The rain continued, steady and hypnotic. Through the window, I could see the creek starting to rise, brown water churning over rocks that'd been exposed just hours ago.
"You worried about the foundation?" Cord asked, nodding toward my phone.
"A little." I squeezed his hand. "But Sam's solid. If there's a real problem, he'll figure it out. That's what he does, he fixes things while Jake dreams big and I..." I trailed off.
"You make beauty," Cord said. "You help people. You create spaces where they can be themselves."
The words settled into my chest, warm and solid. Nobody had ever put it quite like that.
"And where does The Ranch fit into all this?" Cord asked quietly.
I took a breath. "It's been a good way to make money while planning everything else. Hours are flexible, pay is excellent, and..." I hesitated, then decided on honesty. "I'm good at it. Helping people find what they need, even when they're not sure themselves."
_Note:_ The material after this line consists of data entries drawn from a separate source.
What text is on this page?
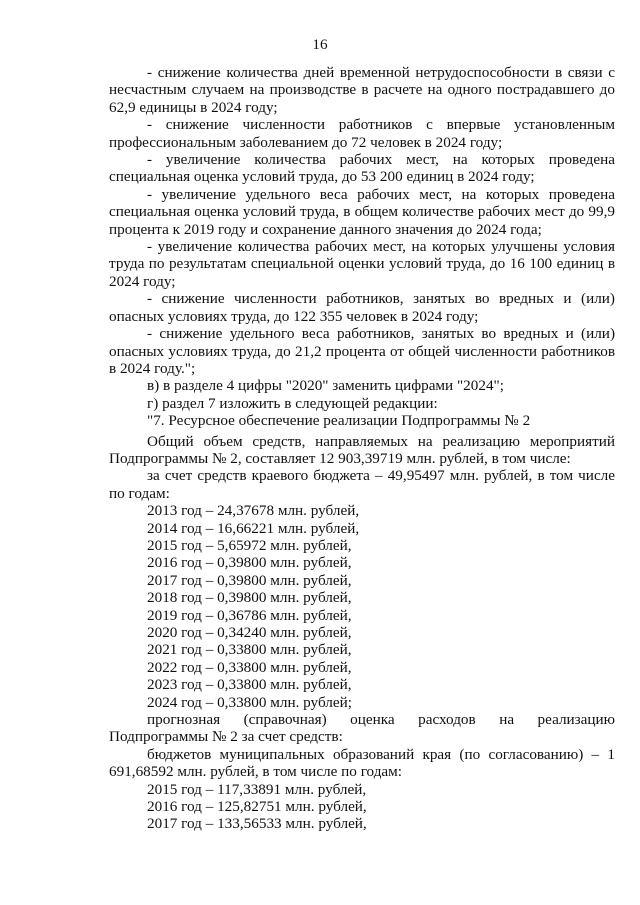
16

- снижение количества дней временной нетрудоспособности в связи с несчастным случаем на производстве в расчете на одного пострадавшего до 62,9 единицы в 2024 году;

- снижение численности работников с впервые установленным профессиональным заболеванием до 72 человек в 2024 году;

- увеличение количества рабочих мест, на которых проведена специальная оценка условий труда, до 53 200 единиц в 2024 году;

- увеличение удельного веса рабочих мест, на которых проведена специальная оценка условий труда, в общем количестве рабочих мест до 99,9 процента к 2019 году и сохранение данного значения до 2024 года;

- увеличение количества рабочих мест, на которых улучшены условия труда по результатам специальной оценки условий труда, до 16 100 единиц в 2024 году;

- снижение численности работников, занятых во вредных и (или) опасных условиях труда, до 122 355 человек в 2024 году;

- снижение удельного веса работников, занятых во вредных и (или) опасных условиях труда, до 21,2 процента от общей численности работников в 2024 году.";

в) в разделе 4 цифры "2020" заменить цифрами "2024";

г) раздел 7 изложить в следующей редакции:

"7. Ресурсное обеспечение реализации Подпрограммы № 2

Общий объем средств, направляемых на реализацию мероприятий Подпрограммы № 2, составляет 12 903,39719 млн. рублей, в том числе:

за счет средств краевого бюджета – 49,95497 млн. рублей, в том числе по годам:

2013 год – 24,37678 млн. рублей,

2014 год – 16,66221 млн. рублей,

2015 год – 5,65972 млн. рублей,

2016 год – 0,39800 млн. рублей,

2017 год – 0,39800 млн. рублей,

2018 год – 0,39800 млн. рублей,

2019 год – 0,36786 млн. рублей,

2020 год – 0,34240 млн. рублей,

2021 год – 0,33800 млн. рублей,

2022 год – 0,33800 млн. рублей,

2023 год – 0,33800 млн. рублей,

2024 год – 0,33800 млн. рублей;

прогнозная (справочная) оценка расходов на реализацию Подпрограммы № 2 за счет средств:

бюджетов муниципальных образований края (по согласованию) – 1 691,68592 млн. рублей, в том числе по годам:

2015 год – 117,33891 млн. рублей,

2016 год – 125,82751 млн. рублей,

2017 год – 133,56533 млн. рублей,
"You are good at it." His voice was soft. "Better than good."
The air between us shifted, charged with acknowledging what'd developed over the past few days. Something that started professional but became undeniably personal.
"Cord—"
"You don't have to explain anything." He set his mug down, turning to face me. "What's happened here... I don't have expectations about what it means after we leave."
But I could see in his eyes that wasn't entirely true. There was a question there. What happens next? Where do we go from here?
Before I could figure out a response, my phone buzzed again. Through the rain-streaked window, I could see the storm starting to break, patches of lighter sky visible between clouds.